Taina Joku highlighted the challenges and effects of unemployment on young individuals and cautioned how prolonged experience only created a negative atmosphere for the individuals that would ultimately be detrimental to their wellbeing. “Many factors cause unemployment from not enough spaces or job vacancies made available to even wantok systems and bribery that prevent someone who is qualified to take up the role. The feeling of not being successful for a job has a negative effect on our financial wellbeing and this experience hinders us from progressing into the next stage of our lives,” he explained.
Reflecting on the quote of United States President, John Fitzgerald Kennedy, in his inaugural address of 1961, ‘Ask not what your country can do for you, ask what you can do for your country’, Josh Pupun, urged individuals not to blame the government or anyone for the rise in unemployment and called for society to start taking initiative. “Most would blame the government for this predicament but what needs to be done is for common sense to prevail, when people start to realize the importance of taking an initiative and helping to sustain themselves,” he said.
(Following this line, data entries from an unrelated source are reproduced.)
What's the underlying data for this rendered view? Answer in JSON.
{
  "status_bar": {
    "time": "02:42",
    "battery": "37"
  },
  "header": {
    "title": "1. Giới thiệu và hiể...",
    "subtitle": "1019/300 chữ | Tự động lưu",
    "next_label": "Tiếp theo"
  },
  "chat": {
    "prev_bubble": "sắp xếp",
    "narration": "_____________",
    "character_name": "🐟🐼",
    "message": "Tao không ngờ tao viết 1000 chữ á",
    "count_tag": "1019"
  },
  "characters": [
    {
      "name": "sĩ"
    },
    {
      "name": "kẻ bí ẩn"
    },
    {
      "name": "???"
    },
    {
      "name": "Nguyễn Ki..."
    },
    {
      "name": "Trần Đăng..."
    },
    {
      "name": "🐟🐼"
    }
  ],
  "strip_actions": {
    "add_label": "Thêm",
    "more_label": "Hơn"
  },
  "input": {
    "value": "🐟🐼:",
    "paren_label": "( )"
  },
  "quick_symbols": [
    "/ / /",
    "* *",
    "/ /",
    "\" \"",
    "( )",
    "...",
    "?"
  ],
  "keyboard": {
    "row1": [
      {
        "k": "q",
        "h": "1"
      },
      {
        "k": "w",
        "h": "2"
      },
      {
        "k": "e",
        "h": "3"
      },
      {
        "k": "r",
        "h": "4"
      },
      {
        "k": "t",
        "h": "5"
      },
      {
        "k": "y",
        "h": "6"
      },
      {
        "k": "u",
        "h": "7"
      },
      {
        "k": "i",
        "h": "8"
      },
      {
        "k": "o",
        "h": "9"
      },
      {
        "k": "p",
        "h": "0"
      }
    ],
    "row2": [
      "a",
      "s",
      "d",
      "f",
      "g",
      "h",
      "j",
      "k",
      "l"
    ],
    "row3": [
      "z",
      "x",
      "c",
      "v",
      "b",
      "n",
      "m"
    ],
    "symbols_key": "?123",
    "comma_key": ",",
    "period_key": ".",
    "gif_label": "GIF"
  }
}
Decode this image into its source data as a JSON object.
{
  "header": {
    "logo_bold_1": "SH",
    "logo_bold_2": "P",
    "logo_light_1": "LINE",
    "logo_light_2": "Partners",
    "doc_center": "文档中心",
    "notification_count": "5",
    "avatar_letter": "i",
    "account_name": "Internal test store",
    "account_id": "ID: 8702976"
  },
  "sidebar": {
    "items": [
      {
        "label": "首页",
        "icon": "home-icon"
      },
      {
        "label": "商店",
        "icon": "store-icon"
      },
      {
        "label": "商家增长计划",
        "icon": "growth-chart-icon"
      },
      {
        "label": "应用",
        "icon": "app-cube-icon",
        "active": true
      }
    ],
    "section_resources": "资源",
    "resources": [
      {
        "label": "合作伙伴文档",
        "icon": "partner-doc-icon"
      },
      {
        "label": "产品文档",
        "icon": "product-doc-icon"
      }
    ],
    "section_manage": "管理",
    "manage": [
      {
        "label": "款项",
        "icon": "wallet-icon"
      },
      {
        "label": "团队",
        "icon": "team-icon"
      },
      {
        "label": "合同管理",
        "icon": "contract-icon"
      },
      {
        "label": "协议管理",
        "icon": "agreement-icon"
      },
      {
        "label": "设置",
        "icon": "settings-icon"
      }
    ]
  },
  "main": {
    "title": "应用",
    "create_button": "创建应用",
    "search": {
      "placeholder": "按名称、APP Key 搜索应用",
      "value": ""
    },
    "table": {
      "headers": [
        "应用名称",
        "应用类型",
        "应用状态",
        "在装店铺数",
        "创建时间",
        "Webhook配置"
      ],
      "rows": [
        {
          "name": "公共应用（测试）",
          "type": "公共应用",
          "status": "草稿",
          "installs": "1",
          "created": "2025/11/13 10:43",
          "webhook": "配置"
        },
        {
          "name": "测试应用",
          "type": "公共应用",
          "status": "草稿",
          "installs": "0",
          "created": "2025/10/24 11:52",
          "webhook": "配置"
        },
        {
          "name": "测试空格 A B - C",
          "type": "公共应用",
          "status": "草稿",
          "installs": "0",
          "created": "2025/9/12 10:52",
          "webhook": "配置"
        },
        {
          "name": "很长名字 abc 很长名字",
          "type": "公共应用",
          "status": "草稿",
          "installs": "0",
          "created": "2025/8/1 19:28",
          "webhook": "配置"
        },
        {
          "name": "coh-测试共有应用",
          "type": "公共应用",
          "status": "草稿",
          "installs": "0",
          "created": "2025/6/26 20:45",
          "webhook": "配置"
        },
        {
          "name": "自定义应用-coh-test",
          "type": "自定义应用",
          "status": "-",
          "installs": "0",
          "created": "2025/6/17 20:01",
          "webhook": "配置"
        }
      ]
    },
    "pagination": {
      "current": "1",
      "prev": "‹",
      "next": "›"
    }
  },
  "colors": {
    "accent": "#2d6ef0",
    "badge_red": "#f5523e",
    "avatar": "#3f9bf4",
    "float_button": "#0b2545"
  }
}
Leon Nebanat said that unemployment had negative effects associated with it and implored the Government not to turn a blind eye on the matter, and to start diverting funds and resources to programs that would provide an opportunity for young people to engage themselves in positive and creative activities. “Rise in petty and serious crimes are the direct result of unemployment because as long as people don’t have formal employment and they’ve been pushed to the end of their wits, they will steal to survive. This only creates insecurities for our commuters particularly for our mothers and sisters when they move around,” he added.
He further stated, “PNG is a resource rich country and it is also an agrarian society where it still depends heavily on agriculture and raw material export for financial revenue. It has not yet reached the full stage of industrialization. When there are more facilities, factories, and industries established to cater for our raw products, then we will see more employment being created where our local experts take the lead in becoming innovative and overseeing the growth of the country.”
Julius Mondejar emphasized the need for more employment opportunities to be created by the government and encouraged for new graduates seeking employment to never give up on hope. “Though you might be faced with this situation, remember not to give up. Rely on yourselves and utilize the skills and knowledge you’ve acquired. When one door closes a window opens,” he said.
Before ending their discussion, a humble appeal was made to the government to truly start investing in education in order for the country to bear witness to a significant and tangible difference that will be beneficial to all.
For Wednesday 14th July, Chat Room will have the Grade-11 students of Caritas Technical Secondary School take on the issue, ‘Social Media and its impact on young people’.